Sometimes, Davenport doesn't need to use his hands to beat offensive linemen. He can win with sheer athleticism and length. On this rush, also against Texas State, he crashes inside, essentially runs through the guard and has the athletic talent to finish the play by leaping forward with arms extended. 

Even when Davenport doesn't get home, his awareness and body frame help him. 

On this play against Baylor, rushing from the left side of UTSA's defensive line, he moves the offensive tackle back but can't get into the body of the quarterback. Davenport realizes that, raises his hands and gets the pass deflection. 

Lastly, here's an awesome illustration of his capabilities as an outside rusher. 

Against Texas A&M in 2016, Davenport uses his length to instantly separate himself from the right tackle at the point of attack with an old-fashioned bench press. While controlling the offensive lineman, he finds the quarterback and easily dispatches the blocker then explodes to finish the play with a sack. 

Those were all impressive, NFL-caliber pass-rushes by Davenport, a player who, on film, stands out in a good way. And the variety of ways he can beat offensive tackles along with his athletic prowess make him such an impactful edge-rusher.  


But he's not solely a pass-rushing specialist. 

Here, I'll start with another demonstration of his awareness and movement skills. 

Against Rice, Davenport is the unblocked outside end immediately dealing with a misdirection play from the Owls. He processes quickly, then flips on the jets to force the huge loss for the offense. This is freakish. 

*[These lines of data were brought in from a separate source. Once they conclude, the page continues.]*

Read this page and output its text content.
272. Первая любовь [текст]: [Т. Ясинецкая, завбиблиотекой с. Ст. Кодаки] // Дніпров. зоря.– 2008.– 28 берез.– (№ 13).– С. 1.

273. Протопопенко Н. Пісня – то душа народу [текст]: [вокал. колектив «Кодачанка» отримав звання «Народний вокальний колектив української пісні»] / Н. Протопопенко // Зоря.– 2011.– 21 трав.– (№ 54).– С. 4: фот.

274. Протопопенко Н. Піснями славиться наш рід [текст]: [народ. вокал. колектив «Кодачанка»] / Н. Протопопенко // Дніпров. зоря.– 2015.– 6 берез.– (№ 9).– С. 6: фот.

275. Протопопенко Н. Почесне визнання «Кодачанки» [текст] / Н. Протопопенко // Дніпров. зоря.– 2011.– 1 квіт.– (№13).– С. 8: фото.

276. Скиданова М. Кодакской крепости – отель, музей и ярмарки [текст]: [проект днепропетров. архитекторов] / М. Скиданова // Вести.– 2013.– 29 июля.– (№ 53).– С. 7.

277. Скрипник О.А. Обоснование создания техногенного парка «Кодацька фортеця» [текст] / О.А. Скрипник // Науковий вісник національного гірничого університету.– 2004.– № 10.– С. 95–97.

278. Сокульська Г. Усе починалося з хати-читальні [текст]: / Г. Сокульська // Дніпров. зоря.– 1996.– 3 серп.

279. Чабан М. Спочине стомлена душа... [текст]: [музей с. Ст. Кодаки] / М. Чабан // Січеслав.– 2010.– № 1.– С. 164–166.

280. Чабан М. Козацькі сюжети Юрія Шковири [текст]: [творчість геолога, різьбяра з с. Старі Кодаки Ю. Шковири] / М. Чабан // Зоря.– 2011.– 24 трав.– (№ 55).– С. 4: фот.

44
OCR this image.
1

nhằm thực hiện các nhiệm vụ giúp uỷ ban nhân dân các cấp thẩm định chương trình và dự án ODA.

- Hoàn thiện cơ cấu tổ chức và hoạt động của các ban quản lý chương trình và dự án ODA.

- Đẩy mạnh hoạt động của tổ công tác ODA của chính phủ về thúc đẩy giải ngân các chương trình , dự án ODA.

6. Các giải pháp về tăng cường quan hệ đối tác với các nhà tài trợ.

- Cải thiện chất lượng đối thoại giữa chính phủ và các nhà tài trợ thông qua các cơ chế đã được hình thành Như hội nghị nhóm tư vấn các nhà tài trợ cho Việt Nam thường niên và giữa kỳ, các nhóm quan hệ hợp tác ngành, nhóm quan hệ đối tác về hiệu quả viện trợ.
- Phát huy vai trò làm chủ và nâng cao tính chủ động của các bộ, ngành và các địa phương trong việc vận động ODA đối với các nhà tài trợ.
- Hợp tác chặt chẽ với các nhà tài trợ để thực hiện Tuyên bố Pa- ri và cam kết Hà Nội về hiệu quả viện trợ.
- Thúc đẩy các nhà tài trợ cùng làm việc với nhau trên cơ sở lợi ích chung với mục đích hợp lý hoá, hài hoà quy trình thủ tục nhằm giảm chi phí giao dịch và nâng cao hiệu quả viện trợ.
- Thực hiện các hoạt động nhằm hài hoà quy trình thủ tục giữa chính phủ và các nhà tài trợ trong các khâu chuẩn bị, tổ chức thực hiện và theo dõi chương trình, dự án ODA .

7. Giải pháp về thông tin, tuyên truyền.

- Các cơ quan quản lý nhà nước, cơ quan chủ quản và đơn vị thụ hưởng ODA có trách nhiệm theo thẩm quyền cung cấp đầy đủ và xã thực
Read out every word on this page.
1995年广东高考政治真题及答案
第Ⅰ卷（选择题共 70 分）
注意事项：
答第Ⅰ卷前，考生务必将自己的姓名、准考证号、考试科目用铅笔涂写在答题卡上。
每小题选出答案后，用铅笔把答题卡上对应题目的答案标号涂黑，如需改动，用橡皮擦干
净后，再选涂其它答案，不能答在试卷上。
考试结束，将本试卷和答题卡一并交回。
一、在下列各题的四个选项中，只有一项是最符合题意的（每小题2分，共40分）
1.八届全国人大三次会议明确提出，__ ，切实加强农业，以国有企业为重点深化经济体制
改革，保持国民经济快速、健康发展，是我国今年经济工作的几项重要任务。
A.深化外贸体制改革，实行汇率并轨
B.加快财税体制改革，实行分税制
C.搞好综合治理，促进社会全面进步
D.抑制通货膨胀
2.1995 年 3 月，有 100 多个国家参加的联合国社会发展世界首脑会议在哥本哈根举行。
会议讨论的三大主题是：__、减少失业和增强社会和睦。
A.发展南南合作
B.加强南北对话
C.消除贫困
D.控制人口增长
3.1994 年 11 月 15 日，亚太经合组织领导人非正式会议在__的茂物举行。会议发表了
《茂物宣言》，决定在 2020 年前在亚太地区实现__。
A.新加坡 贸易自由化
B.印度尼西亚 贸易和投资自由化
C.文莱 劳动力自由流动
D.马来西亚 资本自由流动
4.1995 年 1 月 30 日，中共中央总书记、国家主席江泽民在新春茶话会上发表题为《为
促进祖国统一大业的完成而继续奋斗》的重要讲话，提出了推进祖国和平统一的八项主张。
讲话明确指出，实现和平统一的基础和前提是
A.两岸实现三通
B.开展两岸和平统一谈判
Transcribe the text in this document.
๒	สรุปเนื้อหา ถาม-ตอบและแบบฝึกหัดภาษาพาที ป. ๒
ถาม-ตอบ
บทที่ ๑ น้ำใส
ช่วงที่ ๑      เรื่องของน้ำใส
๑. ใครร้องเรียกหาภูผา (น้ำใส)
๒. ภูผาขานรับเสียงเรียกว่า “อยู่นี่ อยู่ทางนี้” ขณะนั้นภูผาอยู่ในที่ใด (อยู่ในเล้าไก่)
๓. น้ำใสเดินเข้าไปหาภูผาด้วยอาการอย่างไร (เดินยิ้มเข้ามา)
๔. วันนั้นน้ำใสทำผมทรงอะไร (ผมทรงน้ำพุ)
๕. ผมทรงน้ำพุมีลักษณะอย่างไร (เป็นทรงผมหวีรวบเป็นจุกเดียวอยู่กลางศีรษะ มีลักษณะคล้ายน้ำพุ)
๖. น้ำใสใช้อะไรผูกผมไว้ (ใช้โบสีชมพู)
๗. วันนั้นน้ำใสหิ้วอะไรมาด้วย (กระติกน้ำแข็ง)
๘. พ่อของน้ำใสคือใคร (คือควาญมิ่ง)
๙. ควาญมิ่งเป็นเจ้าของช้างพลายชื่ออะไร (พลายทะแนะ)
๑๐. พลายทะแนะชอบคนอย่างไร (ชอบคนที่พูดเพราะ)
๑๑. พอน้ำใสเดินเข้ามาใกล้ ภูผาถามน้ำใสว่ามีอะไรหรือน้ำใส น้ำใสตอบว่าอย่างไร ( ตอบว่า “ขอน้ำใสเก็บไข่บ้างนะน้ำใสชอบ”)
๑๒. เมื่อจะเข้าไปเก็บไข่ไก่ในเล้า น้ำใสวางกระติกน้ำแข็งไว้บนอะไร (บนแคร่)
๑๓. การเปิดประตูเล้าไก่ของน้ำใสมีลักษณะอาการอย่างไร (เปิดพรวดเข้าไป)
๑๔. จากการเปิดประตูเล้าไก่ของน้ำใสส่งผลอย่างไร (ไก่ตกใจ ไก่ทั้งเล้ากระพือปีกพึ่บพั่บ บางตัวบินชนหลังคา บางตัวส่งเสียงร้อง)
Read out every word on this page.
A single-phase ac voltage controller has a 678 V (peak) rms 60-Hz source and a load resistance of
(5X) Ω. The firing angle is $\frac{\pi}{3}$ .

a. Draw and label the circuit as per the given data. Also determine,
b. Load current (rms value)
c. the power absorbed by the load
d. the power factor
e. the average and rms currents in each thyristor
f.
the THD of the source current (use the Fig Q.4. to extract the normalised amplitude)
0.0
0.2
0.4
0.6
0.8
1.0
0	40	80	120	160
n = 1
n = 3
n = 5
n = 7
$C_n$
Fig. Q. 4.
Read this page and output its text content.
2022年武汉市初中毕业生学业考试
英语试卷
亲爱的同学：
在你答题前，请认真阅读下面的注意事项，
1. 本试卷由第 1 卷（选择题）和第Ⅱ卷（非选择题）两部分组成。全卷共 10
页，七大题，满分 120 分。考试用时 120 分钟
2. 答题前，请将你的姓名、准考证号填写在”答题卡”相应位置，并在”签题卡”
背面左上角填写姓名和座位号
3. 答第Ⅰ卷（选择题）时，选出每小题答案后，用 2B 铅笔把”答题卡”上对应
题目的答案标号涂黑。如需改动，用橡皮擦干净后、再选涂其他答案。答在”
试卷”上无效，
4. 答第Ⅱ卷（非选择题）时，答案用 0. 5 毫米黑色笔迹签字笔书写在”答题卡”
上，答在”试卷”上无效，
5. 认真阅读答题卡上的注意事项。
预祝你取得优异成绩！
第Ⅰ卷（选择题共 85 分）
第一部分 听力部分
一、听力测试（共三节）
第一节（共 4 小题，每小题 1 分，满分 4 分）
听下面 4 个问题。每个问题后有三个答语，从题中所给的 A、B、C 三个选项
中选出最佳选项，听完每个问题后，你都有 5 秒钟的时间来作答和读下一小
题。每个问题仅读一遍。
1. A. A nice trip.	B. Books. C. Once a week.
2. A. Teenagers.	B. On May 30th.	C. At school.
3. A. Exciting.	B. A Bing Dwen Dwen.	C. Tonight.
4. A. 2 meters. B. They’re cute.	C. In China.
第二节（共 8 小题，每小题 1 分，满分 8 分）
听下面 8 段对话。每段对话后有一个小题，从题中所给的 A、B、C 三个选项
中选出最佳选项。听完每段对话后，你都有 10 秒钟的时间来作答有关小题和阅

From a two-point stance at the lower part of the screen, Davenport slides inside to take on the guard on an inside run play. While he doesn't make the tackle, note the pop he delivers on the interior offensive lineman to send him a yard into the backfield and his immediate hand use to swipe the blocker away and move closer to the football. 

Davenport is a reliable edge-setter and seems to have enough strength to battle inside and make it difficult for runs between the tackles to be successful. 


This Roadrunners defensive end is a twitchy, refined, productive pass-rusher. And when you're all three of those things -- while having NFL-size -- at the collegiate level, you're likely going to be a good professional player. It's the one-dimensional edge-rushers who typically struggle. 

Sure, Davenport's played lower competition for most of his collegiate career. But he posted 4.5 tackles for loss and three sacks in outings against Arizona, Kansas State, Texas A&M, and Baylor while at UT-San Antonio.

No, he doesn't win on every pass-rush, and yes, he gets sounded blocked on run plays sometimes. Yet Davenport's film shows many snaps with electric edge-rushing and run-stopping abilities. Remember his name when draft season is in full swing.